Su Putin, sulle sue folli guerre, sulla sua stupida crudeltà, Cavalli ha scritto molto. Sulla drammaticità e pericolosità della storia russa dice cose da leggere attentamente. Racconta la “fronda con dosi di humour” della guida Valerij che risponde alla domanda su come i russi pronunciassero il nome dell’allora dissidente Solgenitsin: “Non si pronuncia affatto. Lenin scrisse Che fare? Noi ce lo chiediamo ancora”.
Saltando all’altra grande crisi internazionale oggi in corso, alcune pennellate dell’autore sul Medio Oriente musulmano e la sua difficoltà a risolvere i grandi contrasti interni insieme all’animosità verso l’esterno.

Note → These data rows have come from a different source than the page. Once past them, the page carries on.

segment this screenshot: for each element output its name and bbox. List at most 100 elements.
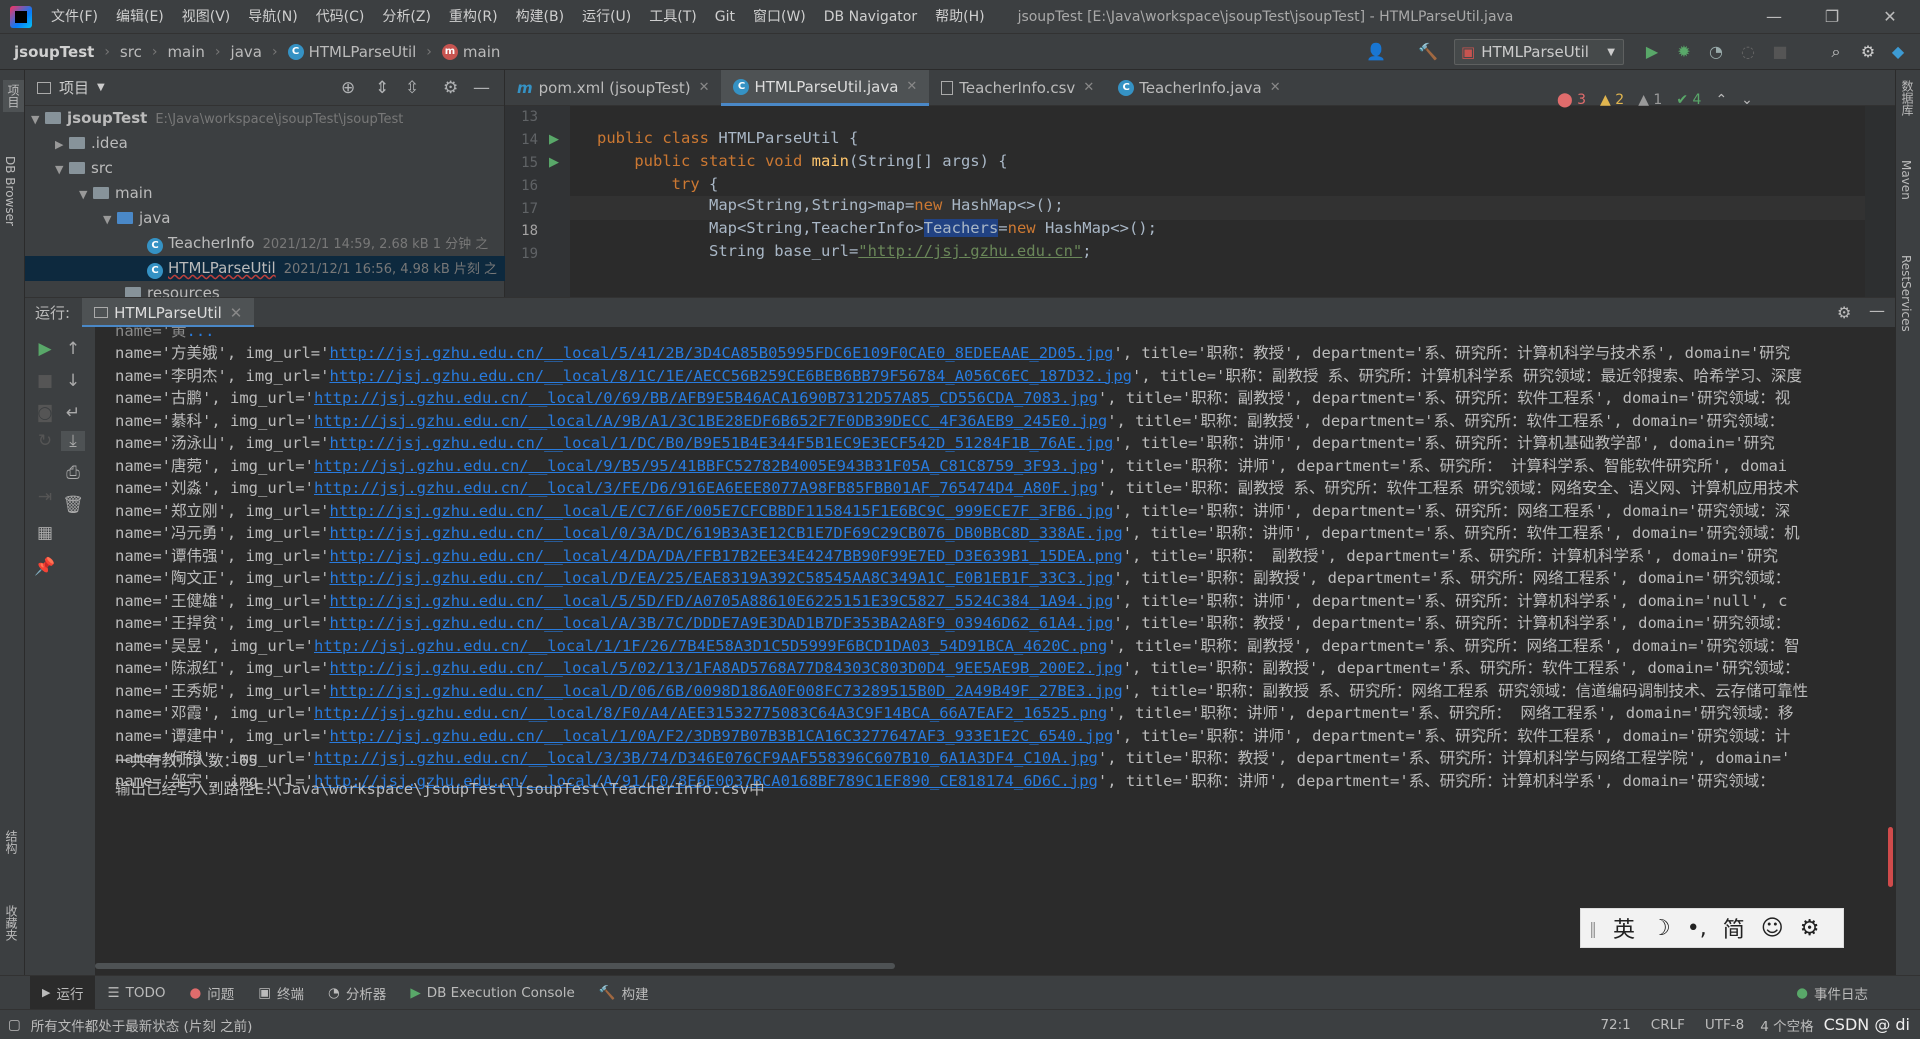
menu-window[interactable]: 窗口(W) [744,0,815,34]
ime-lang-toggle[interactable]: 英 [1613,912,1635,944]
collapse-all-icon[interactable]: ⇳ [405,78,419,98]
menu-code[interactable]: 代码(C) [307,0,374,34]
breadcrumb-java[interactable]: java [227,43,266,61]
tree-node-idea[interactable]: ▶ .idea [25,131,505,156]
debug-icon[interactable]: ✹ [1674,42,1694,62]
jetbrains-toolbox-icon[interactable]: ◆ [1888,42,1908,62]
close-icon[interactable]: ✕ [1861,0,1919,34]
tool-profiler[interactable]: ◔ 分析器 [316,983,398,1003]
project-tool-tab[interactable]: 项目 [3,80,24,112]
tree-node-htmlparseutil[interactable]: C HTMLParseUtil 2021/12/1 16:56, 4.98 kB 片… [25,256,505,281]
status-window-icon[interactable]: ▢ [8,1017,21,1033]
code-line-16[interactable]: try { [597,175,719,193]
console-url-link[interactable]: http://jsj.gzhu.edu.cn/__local/E/C7/6F/0… [329,502,1113,520]
hide-panel-icon[interactable]: — [1869,301,1885,320]
ime-moon-icon[interactable]: ☽ [1651,916,1671,941]
line-separator[interactable]: CRLF [1641,1017,1695,1033]
tool-terminal[interactable]: ▣ 终端 [246,983,316,1003]
tree-node-teacherinfo[interactable]: C TeacherInfo 2021/12/1 14:59, 2.68 kB 1 分… [25,231,505,256]
ime-emoji-icon[interactable]: ☺ [1761,916,1784,941]
scroll-to-end-icon[interactable]: ⤓ [61,431,85,451]
menu-file[interactable]: 文件(F) [42,0,107,34]
console-url-link[interactable]: http://jsj.gzhu.edu.cn/__local/A/3B/7C/D… [329,614,1113,632]
code-line-18[interactable]: Map<String,TeacherInfo>Teachers=new Hash… [597,219,1157,237]
run-gutter-icon[interactable]: ▶ [549,132,559,147]
database-tool-tab[interactable]: 数据库 [1899,80,1916,116]
trash-icon[interactable]: 🗑 [61,495,85,515]
code-line-17[interactable]: Map<String,String>map=new HashMap<>(); [597,196,1064,214]
stop-icon[interactable]: ■ [1770,42,1790,62]
chevron-up-icon[interactable]: ⌃ [1715,92,1727,108]
console-url-link[interactable]: http://jsj.gzhu.edu.cn/__local/3/3B/74/D… [314,749,1098,767]
console-url-link[interactable]: http://jsj.gzhu.edu.cn/__local/5/02/13/1… [329,659,1122,677]
user-icon[interactable]: 👤 [1366,42,1386,62]
menu-help[interactable]: 帮助(H) [926,0,993,34]
console-url-link[interactable]: http://jsj.gzhu.edu.cn/__local/1/0A/F2/3… [329,727,1113,745]
run-tab-htmlparseutil[interactable]: HTMLParseUtil ✕ [82,297,255,328]
exit-icon[interactable]: ⇥ [33,487,57,507]
close-tab-icon[interactable]: ✕ [1083,70,1094,106]
console-url-link[interactable]: http://jsj.gzhu.edu.cn/__local/5/5D/FD/A… [329,592,1113,610]
menu-edit[interactable]: 编辑(E) [107,0,173,34]
console-url-link[interactable]: http://jsj.gzhu.edu.cn/__local/D/EA/25/E… [329,569,1113,587]
tab-pom-xml[interactable]: m pom.xml (jsoupTest) ✕ [505,70,721,106]
vertical-scrollbar[interactable] [1888,827,1893,887]
tab-teacherinfo-java[interactable]: C TeacherInfo.java ✕ [1106,70,1292,106]
code-line-14[interactable]: public class HTMLParseUtil { [597,129,858,147]
ime-simplified-toggle[interactable]: 简 [1723,912,1745,944]
layout-icon[interactable]: ▦ [33,523,57,543]
breadcrumb-src[interactable]: src [116,43,146,61]
menu-git[interactable]: Git [706,0,744,34]
hide-panel-icon[interactable]: — [473,78,490,98]
console-url-link[interactable]: http://jsj.gzhu.edu.cn/__local/3/FE/D6/9… [314,479,1098,497]
tab-htmlparseutil[interactable]: C HTMLParseUtil.java ✕ [721,69,930,106]
console-url-link[interactable]: http://jsj.gzhu.edu.cn/__local/8/F0/A4/A… [314,704,1107,722]
menu-db-navigator[interactable]: DB Navigator [815,0,926,34]
tree-node-java[interactable]: ▼ java [25,206,505,231]
console-url-link[interactable]: http://jsj.gzhu.edu.cn/__local/1/DC/B0/B… [329,434,1113,452]
soft-wrap-icon[interactable]: ↵ [61,403,85,423]
code-line-19[interactable]: String base_url="http://jsj.gzhu.edu.cn"… [597,242,1092,260]
inspection-widget[interactable]: ⬤ 3 ▲ 2 ▲ 1 ✔ 4 ⌃ ⌄ [1557,92,1753,108]
locate-icon[interactable]: ⊕ [341,78,355,98]
tool-event-log[interactable]: ● 事件日志 [1784,983,1880,1003]
restore-icon[interactable]: ❐ [1803,0,1861,34]
breadcrumb-method[interactable]: m main [438,43,504,61]
gear-icon[interactable]: ⚙ [1837,303,1851,322]
console-output[interactable]: name='黄... name='方美娥', img_url='http://j… [95,327,1895,975]
editor-minimap[interactable] [1865,106,1895,297]
run-gutter-icon[interactable]: ▶ [549,155,559,170]
tab-teacherinfo-csv[interactable]: TeacherInfo.csv ✕ [929,70,1106,106]
tool-problems[interactable]: ● 问题 [177,983,246,1003]
tree-node-root[interactable]: ▼ jsoupTest E:\Java\workspace\jsoupTest\js… [25,106,505,131]
indent-setting[interactable]: 4 个空格 [1754,1015,1819,1035]
run-config-select[interactable]: ▣ HTMLParseUtil ▼ [1454,39,1624,65]
close-tab-icon[interactable]: ✕ [906,69,917,105]
ime-toolbar[interactable]: ‖ 英 ☽ •, 简 ☺ ⚙ [1580,908,1844,948]
db-browser-tool-tab[interactable]: DB Browser [3,156,17,226]
console-url-link[interactable]: http://jsj.gzhu.edu.cn/__local/0/3A/DC/6… [329,524,1122,542]
chevron-down-icon[interactable]: ▼ [97,82,105,93]
search-icon[interactable]: ⌕ [1826,42,1846,62]
tool-build[interactable]: 🔨 构建 [587,983,661,1003]
menu-run[interactable]: 运行(U) [573,0,640,34]
console-url-link[interactable]: http://jsj.gzhu.edu.cn/__local/D/06/6B/0… [329,682,1122,700]
print-icon[interactable]: ⎙ [61,463,85,483]
tree-node-main[interactable]: ▼ main [25,181,505,206]
menu-refactor[interactable]: 重构(R) [440,0,507,34]
maven-tool-tab[interactable]: Maven [1899,160,1913,200]
close-tab-icon[interactable]: ✕ [230,304,243,322]
structure-tool-tab[interactable]: 结构 [3,830,20,854]
run-icon[interactable]: ▶ [1642,42,1662,62]
tool-todo[interactable]: ☰ TODO [95,985,177,1001]
menu-analyze[interactable]: 分析(Z) [373,0,440,34]
rerun-icon[interactable]: ▶ [33,339,57,359]
reload-icon[interactable]: ↻ [33,431,57,451]
scroll-down-icon[interactable]: ↓ [61,371,85,391]
console-url-link[interactable]: http://jsj.gzhu.edu.cn/__local/5/41/2B/3… [329,344,1113,362]
project-panel-title[interactable]: 项目 [59,77,89,98]
chevron-down-icon[interactable]: ⌄ [1741,92,1753,108]
horizontal-scrollbar[interactable] [95,963,895,969]
tool-db-console[interactable]: ▶ DB Execution Console [398,985,586,1001]
stop-icon[interactable]: ■ [33,371,57,391]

Cavalli porta il lettore nell’Egitto di Mubarak, alla vigilia dell’apertura della rinata Bibliotheca Alexandrina. Nella commissione che autorizzerà gli otto milioni di titoli che vi saranno contenuti, sono chiamati anche uomini dell’osservanza islamica, pronti ad escludere “le opere di Salman Rushdie e tutto quanto resta in odore di eresia”. Ricorda: “Il ministro della cultura, Farouk Hosny, ha osato proclamare “belli come i fiori” i capelli delle donne, attirando le ire dei fanatici del velo”. Cita la conversazione con Franco Monaco, un connazionale che ad Alessandria produceva e vendeva insaccati da maiale per la comunità copta. “Ogni giorno i ragazzini arabi riempiono di sputi la vetrina, in segno di disprezzo per il divieto alimentare musulmano infranto. “Una volta non era così” scuote la testa l’imprenditore, che ha già spedito i figli in Italia”.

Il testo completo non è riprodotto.